As the world reflects on the 80-year edition of Holocaust Memorial Day, I spoke to someone who actually experienced the unthinkable: Lizzy Dyszkiewicz, my grandma.
Lizzy, who I am proud to call my grandma, defied all odds in surviving three separate concentration camps, including Auschwitz before starting a happy and healthy life in Kingston 70 years ago.
She was born on May 11 1927, where she enjoyed a peaceful childhood in Boskovice, a town in eastern Czech Republic. She lived with her parents, Moric and Hilda Schwarz as well as her sister Kitty.
“I loved ice skating, swimming and playing in the snow as a young girl,” my grandma recounted.
But all of this changed in March 1942 where Nazi soldiers stripped the town’s Jewish population away from their homes and boarded them on to cattle trains headed to Theresienstadt, north of Prague.
This was the first concentration camp that my grandma survived. Her mother, Hilda who was already suffering from a heart condition did not endure the same luck and passed away here.
After two years in Theresienstadt, my grandma was transported to Auschwitz.
It is estimated that around 1.1 million people were murdered in Auschwitz, and amongst that figure were Lizzy’s sister and father who were packed into gas chambers and killed.
“Auschwitz was awful,” said my grandma.
“This is where I was lucky though. Some of the trains that arrived in Auschwitz went straight to gas chambers. The Nazis said, ‘get out and have a shower’ and the shower was just a gas chamber – it was dreadful.

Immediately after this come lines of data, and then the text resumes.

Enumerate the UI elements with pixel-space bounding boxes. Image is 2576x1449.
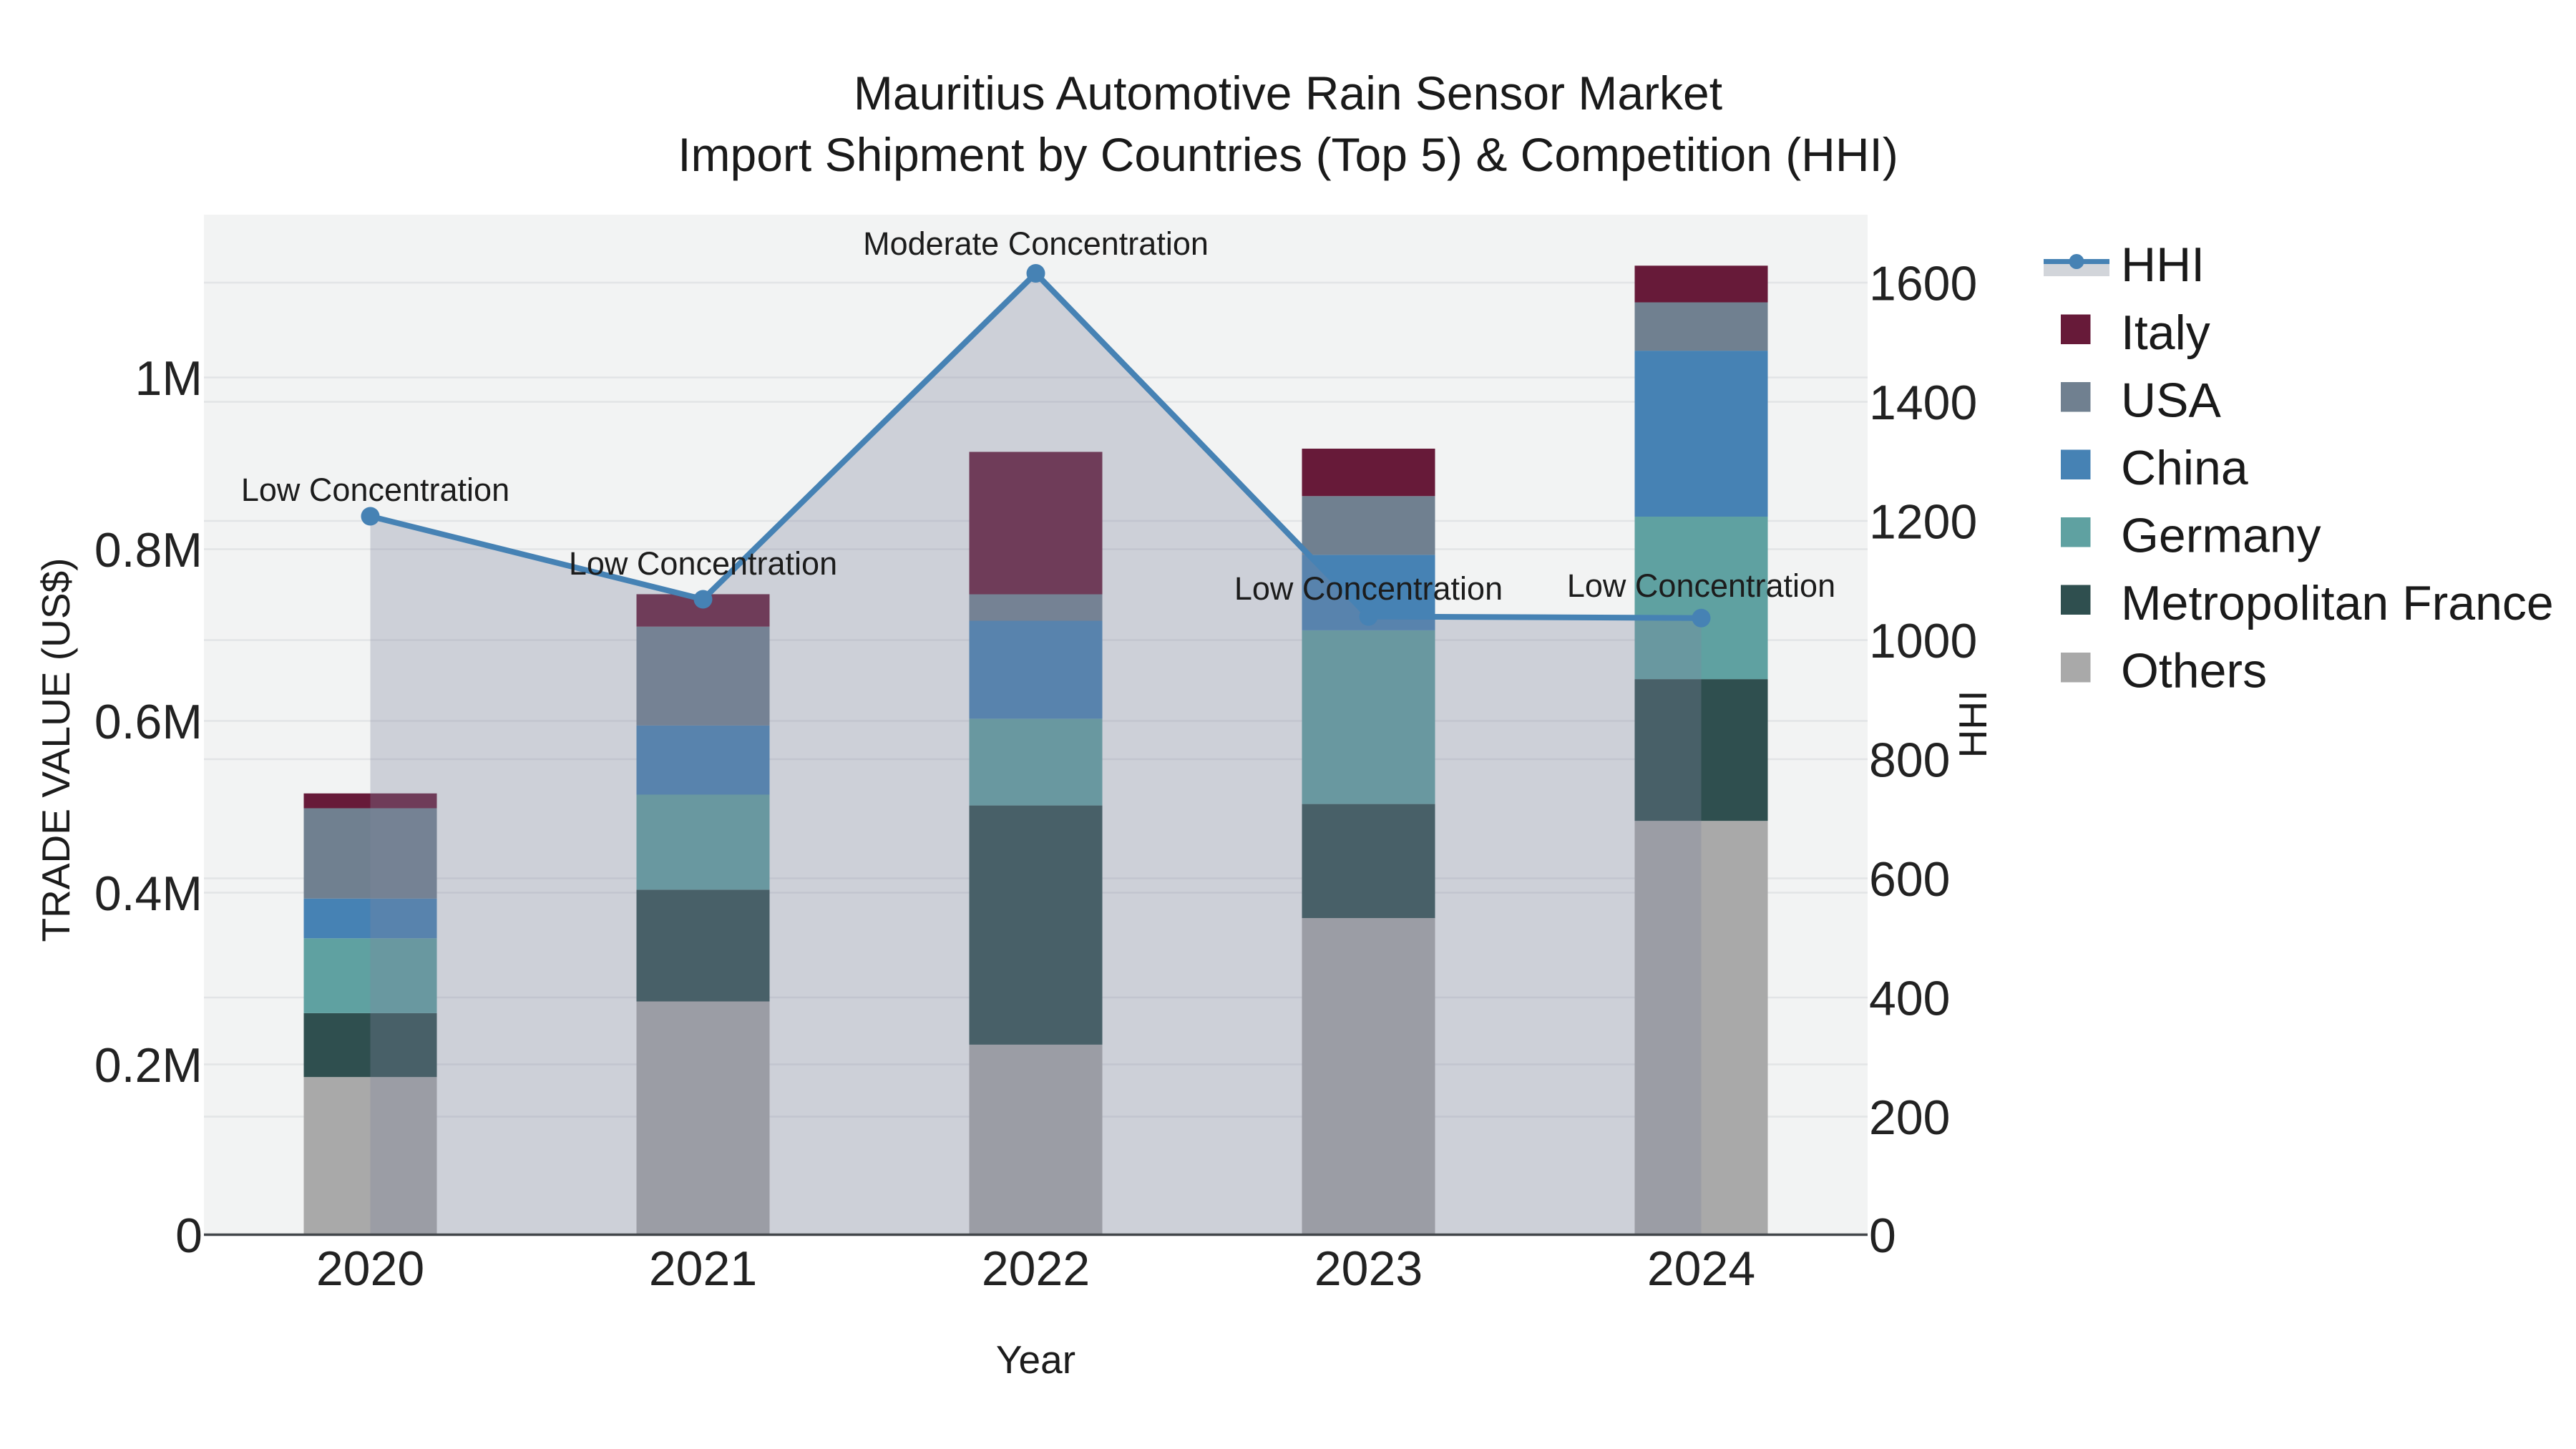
svg-text:0: 0 xyxy=(175,1209,203,1263)
svg-text:Import Shipment by Countries (: Import Shipment by Countries (Top 5) & C… xyxy=(678,128,1898,181)
svg-text:400: 400 xyxy=(1869,972,1950,1026)
svg-text:Low Concentration: Low Concentration xyxy=(1234,570,1503,607)
svg-text:200: 200 xyxy=(1869,1091,1950,1145)
svg-text:0.8M: 0.8M xyxy=(94,523,203,577)
svg-text:0.6M: 0.6M xyxy=(94,695,203,749)
svg-text:Year: Year xyxy=(996,1337,1075,1382)
svg-text:1000: 1000 xyxy=(1869,614,1977,668)
svg-text:0.4M: 0.4M xyxy=(94,867,203,921)
svg-text:1M: 1M xyxy=(135,351,203,406)
svg-text:2023: 2023 xyxy=(1314,1241,1423,1296)
svg-text:Germany: Germany xyxy=(2121,509,2321,563)
svg-text:Low Concentration: Low Concentration xyxy=(569,545,837,582)
svg-text:China: China xyxy=(2121,441,2248,495)
svg-text:1400: 1400 xyxy=(1869,376,1977,430)
svg-text:2022: 2022 xyxy=(982,1241,1090,1296)
svg-text:TRADE VALUE (US$): TRADE VALUE (US$) xyxy=(34,558,78,942)
svg-text:USA: USA xyxy=(2121,374,2221,428)
svg-text:0: 0 xyxy=(1869,1209,1896,1263)
svg-text:Metropolitan France: Metropolitan France xyxy=(2121,576,2554,630)
svg-text:Low Concentration: Low Concentration xyxy=(241,472,509,508)
svg-text:0.2M: 0.2M xyxy=(94,1038,203,1093)
svg-text:2020: 2020 xyxy=(316,1241,424,1296)
svg-text:800: 800 xyxy=(1869,733,1950,788)
svg-text:Moderate Concentration: Moderate Concentration xyxy=(863,225,1209,262)
svg-text:2024: 2024 xyxy=(1647,1241,1755,1296)
svg-text:HHI: HHI xyxy=(1951,691,1995,758)
svg-text:Low Concentration: Low Concentration xyxy=(1567,567,1835,604)
svg-text:Mauritius Automotive Rain Sens: Mauritius Automotive Rain Sensor Market xyxy=(854,67,1722,119)
svg-text:2021: 2021 xyxy=(649,1241,757,1296)
svg-text:600: 600 xyxy=(1869,852,1950,907)
svg-text:Italy: Italy xyxy=(2121,306,2210,360)
svg-text:1600: 1600 xyxy=(1869,257,1977,311)
svg-text:Others: Others xyxy=(2121,644,2267,698)
svg-text:1200: 1200 xyxy=(1869,495,1977,550)
svg-text:HHI: HHI xyxy=(2121,238,2205,292)
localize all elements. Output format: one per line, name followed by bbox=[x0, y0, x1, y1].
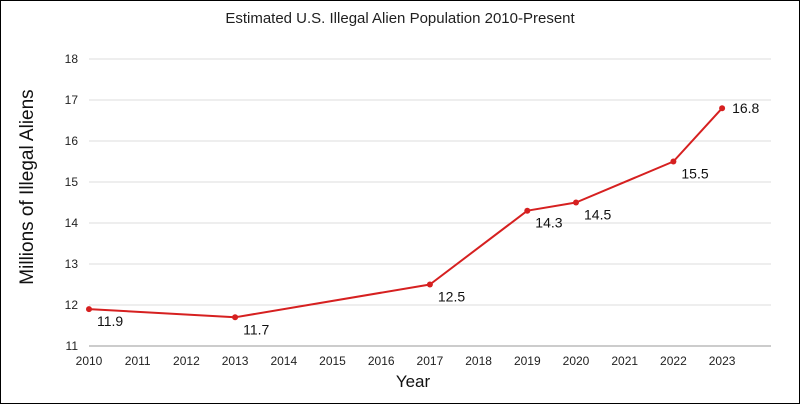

“You dare not say no to the Nazis because they would shoot you. If they ask you to do something and you said no, they would just shoot you.”
“This is how my sister and father died – they were on a separate train – we were not together.”
“In a way, I was lucky – I was always escaping. If there were two rows, I was always in the row that wasn’t on its way to the gas chambers. It was sheer luck – I knew nothing of it.”
The final concentration camp that Lizzy endured was Mauthausen, in Austria where after a few months, she was liberated by American soldiers on May 5 1945.
She had survived the unimaginable and after returning to her hometown, Boskovice, she left again to live with her only remaining family member, Aunt Lily in Chiswick.
Through a Polish couple that lived above Lizzy and Lily, my grandma met my grandad: Jerzy, or George as he would always translate into English.
My grandad has his own fantastically impressive story to tell – fighting as a Polish soldier and escaping prisoner of war camp at the very same time that his wife-to-be was fighting for survival in the concentration camps.
They married in 1955 and bought a property in Anne Boleyn’s Walk, Kingston Upon Thames in the same year.
They lived a happy life here together until my grandad sadly passed away on July 23 2016, but my grandma, still fiercely independent, continues to keep the house warm, tidy and homely even at 97 years of age.
When asked about the key to being so capable at such a grand age, my grandma said: “I have no secret ingredient – I just don’t give up and I do as much as I possibly can, staying active and independent.”
In 2019, a book about my grandparents’ incredible tales was written by historian, Ted Bailey.
The book, titled ‘Survival and Love – Double escape from the Nazis’ is now available in both English and Czech after being launched in Boskovice last weekend.
My family and I spent Holocaust Memorial Day here to celebrate the launch of the book in my grandma’s mother tongue as well as trying to expand our understanding of the horrors she endured.
“I think it is important that these stories are still told – it is history!” concluded my grandma.